Immigration reform 'too hard' for Republicans? Boehner says he was teasing

House Speaker John Boehner says he was just teasing when he said his Republican colleagues whined that immigration reform is 'too hard.' Boehner says that 'you tease the ones you love, right?'

House Speaker John Boehner told Republican lawmakers Tuesday he was just teasing them when he lampooned their reluctance to act on immigration legislation, insisting that he blames President Barack Obama for inaction on the issue, not the GOP.

"You tease the ones you love, right? But some people misunderstood what I had to say," Boehner told reporters after a closed-door meeting with the House GOP where he offered the explanation. "I can rib people just a little too much sometimes. This wouldn't be the first time."

The comments in question happened at a Rotary Club lunch in Ohio last week when Boehner said Republican House members don't want to take on immigration because it's too difficult.

What Boehner said, according to Cincinnati.com was:

"Here's the attitude. Ohhhh. Don't make me do this. Ohhhh. This is too hard," Boehner whined before a luncheon crowd at Brown's Run County Club in Madison Township.

"We get elected to make choices. We get elected to solve problems and it's remarkable to me how many of my colleagues just don't want to ... They'll take the path of least resistance."

Boehner said he's been working for 16 or 17 months trying to push Congress to deal with immigration reform.

"I've had every brick and bat and arrow shot at me over this issue just because I wanted to deal with it. I didn't say it was going to be easy," he said.

Some conservatives took offense, saying Boehner should be keeping the focus on Obama. Some Republicans say it's largely the president's fault that comprehensive immigration legislation, including border security and eventual citizenship for millions, remains stalled in the House 10 months after Senate passage. They say they can't trust Obama because of his record of taking steps by executive action.

Democrats, meanwhile, saw signs of renewed hope for immigration legislation in Boehner's comments blaming the House GOP, though Boehner's aides downplayed any such suggestion.

In his remarks Tuesday Boehner put the focus back on the president. "I wanted to make sure the members understood that the biggest impediment we have in moving immigration reform is that the American people don't trust the president to enforce or implement the law that we may or may not pass," Boehner said.

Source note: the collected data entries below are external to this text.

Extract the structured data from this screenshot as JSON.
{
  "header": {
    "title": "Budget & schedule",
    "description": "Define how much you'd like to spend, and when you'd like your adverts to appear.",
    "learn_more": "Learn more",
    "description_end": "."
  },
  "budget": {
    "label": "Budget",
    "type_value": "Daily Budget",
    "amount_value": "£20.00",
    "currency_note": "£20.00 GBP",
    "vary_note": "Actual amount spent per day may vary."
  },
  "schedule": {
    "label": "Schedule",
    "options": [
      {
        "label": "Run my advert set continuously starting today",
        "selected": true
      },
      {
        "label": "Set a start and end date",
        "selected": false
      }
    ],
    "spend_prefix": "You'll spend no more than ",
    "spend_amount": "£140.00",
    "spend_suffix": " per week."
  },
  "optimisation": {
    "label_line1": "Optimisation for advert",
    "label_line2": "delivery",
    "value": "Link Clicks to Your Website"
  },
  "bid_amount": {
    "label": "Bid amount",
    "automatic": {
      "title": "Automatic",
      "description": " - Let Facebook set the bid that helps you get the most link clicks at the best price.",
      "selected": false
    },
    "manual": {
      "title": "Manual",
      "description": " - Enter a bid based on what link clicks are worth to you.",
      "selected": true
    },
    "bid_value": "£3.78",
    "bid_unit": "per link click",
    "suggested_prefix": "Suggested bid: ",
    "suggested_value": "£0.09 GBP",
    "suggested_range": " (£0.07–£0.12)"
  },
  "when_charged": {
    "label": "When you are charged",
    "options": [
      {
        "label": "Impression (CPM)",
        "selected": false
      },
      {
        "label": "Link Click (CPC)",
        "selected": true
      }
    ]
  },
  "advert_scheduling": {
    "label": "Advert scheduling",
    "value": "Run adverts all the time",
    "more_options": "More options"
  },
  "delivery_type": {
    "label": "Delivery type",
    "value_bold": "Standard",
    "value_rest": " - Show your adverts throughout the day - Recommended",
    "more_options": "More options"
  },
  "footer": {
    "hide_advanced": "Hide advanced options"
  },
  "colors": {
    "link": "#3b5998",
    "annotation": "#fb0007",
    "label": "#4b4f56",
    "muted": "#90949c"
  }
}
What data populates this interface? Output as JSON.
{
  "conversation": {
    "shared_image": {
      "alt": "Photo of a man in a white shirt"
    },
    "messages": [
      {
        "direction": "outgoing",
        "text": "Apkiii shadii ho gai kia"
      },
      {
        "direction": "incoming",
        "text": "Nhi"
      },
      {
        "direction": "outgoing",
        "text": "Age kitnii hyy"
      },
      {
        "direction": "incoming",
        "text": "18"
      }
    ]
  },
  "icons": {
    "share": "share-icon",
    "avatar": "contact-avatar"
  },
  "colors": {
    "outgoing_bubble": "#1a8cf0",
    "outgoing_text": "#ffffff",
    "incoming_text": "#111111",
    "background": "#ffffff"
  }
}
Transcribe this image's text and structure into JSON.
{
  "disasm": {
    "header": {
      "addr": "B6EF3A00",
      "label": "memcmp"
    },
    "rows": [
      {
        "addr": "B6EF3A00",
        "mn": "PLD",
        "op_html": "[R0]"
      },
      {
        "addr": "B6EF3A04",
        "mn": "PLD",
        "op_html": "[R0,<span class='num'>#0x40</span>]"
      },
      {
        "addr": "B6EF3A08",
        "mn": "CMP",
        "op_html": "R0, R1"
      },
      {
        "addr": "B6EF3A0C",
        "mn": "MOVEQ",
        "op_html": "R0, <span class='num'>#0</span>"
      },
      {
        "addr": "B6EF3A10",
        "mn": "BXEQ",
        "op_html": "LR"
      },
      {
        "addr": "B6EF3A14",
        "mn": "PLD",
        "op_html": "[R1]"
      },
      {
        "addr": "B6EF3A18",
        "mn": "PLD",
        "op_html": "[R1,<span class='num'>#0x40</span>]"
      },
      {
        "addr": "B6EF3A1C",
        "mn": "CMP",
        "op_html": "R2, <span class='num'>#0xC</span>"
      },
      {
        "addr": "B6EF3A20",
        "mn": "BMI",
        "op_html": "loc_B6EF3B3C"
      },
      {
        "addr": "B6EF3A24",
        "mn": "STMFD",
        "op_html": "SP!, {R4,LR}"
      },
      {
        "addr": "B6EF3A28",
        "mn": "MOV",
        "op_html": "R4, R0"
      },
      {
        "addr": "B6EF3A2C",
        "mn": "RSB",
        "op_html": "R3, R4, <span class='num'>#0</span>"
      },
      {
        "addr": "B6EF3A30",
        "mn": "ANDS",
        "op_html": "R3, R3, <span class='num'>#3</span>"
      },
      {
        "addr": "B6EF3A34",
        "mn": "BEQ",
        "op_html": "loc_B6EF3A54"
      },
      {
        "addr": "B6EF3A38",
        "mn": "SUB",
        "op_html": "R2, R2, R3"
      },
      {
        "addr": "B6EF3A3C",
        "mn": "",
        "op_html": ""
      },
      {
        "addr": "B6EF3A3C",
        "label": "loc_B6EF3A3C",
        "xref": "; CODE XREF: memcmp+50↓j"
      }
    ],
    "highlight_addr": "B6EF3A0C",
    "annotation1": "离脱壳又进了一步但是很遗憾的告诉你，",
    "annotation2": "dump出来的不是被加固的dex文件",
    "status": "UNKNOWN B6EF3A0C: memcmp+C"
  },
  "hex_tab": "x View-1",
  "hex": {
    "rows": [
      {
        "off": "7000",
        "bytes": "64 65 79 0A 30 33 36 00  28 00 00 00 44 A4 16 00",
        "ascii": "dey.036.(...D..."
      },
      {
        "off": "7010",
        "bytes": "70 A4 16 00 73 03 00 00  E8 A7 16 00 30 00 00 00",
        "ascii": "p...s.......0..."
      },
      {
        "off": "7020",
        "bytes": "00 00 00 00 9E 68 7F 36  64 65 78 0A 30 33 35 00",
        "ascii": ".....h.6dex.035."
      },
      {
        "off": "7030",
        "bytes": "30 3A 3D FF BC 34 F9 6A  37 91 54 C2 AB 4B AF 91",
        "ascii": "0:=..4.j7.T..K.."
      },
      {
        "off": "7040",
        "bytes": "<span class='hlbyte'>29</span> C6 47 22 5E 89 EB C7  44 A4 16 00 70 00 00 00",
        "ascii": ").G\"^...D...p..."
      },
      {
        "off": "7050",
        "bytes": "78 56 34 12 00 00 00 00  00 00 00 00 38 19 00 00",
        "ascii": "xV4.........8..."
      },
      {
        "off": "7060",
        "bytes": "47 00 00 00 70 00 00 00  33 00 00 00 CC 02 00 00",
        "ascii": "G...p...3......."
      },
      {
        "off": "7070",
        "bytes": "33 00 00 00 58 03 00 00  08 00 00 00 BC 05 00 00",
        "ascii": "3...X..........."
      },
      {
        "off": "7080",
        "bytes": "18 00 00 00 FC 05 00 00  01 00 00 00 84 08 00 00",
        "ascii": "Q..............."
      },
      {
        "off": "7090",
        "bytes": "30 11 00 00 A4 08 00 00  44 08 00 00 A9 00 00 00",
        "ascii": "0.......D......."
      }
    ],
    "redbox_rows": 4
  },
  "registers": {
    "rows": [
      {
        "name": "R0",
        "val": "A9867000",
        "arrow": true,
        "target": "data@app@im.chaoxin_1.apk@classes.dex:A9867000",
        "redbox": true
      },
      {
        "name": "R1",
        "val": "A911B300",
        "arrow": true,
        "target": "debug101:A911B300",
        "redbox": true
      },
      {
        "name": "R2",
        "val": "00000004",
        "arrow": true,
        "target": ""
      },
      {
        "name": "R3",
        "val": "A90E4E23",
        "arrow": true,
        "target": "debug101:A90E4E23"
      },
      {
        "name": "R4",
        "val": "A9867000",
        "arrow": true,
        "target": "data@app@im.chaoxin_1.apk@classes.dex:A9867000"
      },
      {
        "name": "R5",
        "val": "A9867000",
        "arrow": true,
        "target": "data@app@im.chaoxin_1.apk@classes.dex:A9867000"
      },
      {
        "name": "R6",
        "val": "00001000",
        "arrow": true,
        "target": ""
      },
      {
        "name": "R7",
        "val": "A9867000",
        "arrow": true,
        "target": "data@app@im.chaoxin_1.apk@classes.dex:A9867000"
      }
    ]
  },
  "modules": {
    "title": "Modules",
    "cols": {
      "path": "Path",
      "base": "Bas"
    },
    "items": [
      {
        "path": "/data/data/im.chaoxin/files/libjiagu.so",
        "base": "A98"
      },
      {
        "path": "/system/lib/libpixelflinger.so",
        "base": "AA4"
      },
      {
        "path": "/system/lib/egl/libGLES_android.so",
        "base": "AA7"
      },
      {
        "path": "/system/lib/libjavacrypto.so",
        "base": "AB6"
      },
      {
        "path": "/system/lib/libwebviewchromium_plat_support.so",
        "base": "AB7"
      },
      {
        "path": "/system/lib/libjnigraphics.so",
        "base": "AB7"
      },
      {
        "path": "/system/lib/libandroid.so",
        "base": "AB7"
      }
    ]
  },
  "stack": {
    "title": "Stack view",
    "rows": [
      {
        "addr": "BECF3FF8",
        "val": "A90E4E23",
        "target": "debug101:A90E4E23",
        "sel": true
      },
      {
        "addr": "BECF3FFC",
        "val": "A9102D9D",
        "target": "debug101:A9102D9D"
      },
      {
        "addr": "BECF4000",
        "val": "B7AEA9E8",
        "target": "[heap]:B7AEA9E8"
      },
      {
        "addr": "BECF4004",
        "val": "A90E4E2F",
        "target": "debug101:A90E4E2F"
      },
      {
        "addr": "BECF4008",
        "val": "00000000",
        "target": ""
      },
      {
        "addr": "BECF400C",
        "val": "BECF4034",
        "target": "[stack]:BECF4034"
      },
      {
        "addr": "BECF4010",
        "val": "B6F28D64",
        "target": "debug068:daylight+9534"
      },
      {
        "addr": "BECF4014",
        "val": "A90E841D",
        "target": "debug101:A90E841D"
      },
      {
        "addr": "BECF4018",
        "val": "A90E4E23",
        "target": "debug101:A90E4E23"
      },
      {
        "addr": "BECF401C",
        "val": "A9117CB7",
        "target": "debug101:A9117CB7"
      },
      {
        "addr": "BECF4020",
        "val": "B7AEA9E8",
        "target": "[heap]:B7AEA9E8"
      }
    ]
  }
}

With Congress back in session after a two-week recess, Boehner said that discussions were ongoing about a way forward. Meanwhile advocates continue to push on the issue, with more than 250 evangelical pastors descending on Capitol Hill Tuesday to call for a vote. But any window for congressional action this year is rapidly closing, and chances remain slim.

Boehner issued a set of principles on immigration earlier this year meant to guide possible action in the House, but the effort quickly collapsed after Republican lawmakers questioned the wisdom of moving forward in an election year when they aim to hold onto control of the House and perhaps retake the Senate.

Because of the dim prospects on Capitol Hill, Obama has come under extraordinary pressure to act on his own to stem deportations and address the 11.5 million people in the country illegally. The administration is weighing curbing deportations of people here illegally who have little or no criminal record, but timing on any such steps is uncertain.

Administration officials appear to want to give Boehner time and space to exhaust the possibility of congressional action before moving forward on their own.

Some conservatives criticized Boehner for blaming the GOP instead of President Barack Obama. Boehner said Tuesday that lawmakers' distrust of Obama was the real reason for inaction.

On Tuesday, The Christian Science Monitor reports that some 200 evangelical pastors from 25 states were scheduled to meet with their members of Congress to urge them to take action on immigration reform.

With House Republicans safe in their seats and Senate Republicans in line to make gains this fall, the chances for any movement on immigration reform before the midterm elections looks dim. But religious leaders around the country don't appear willing to take "no" for an answer.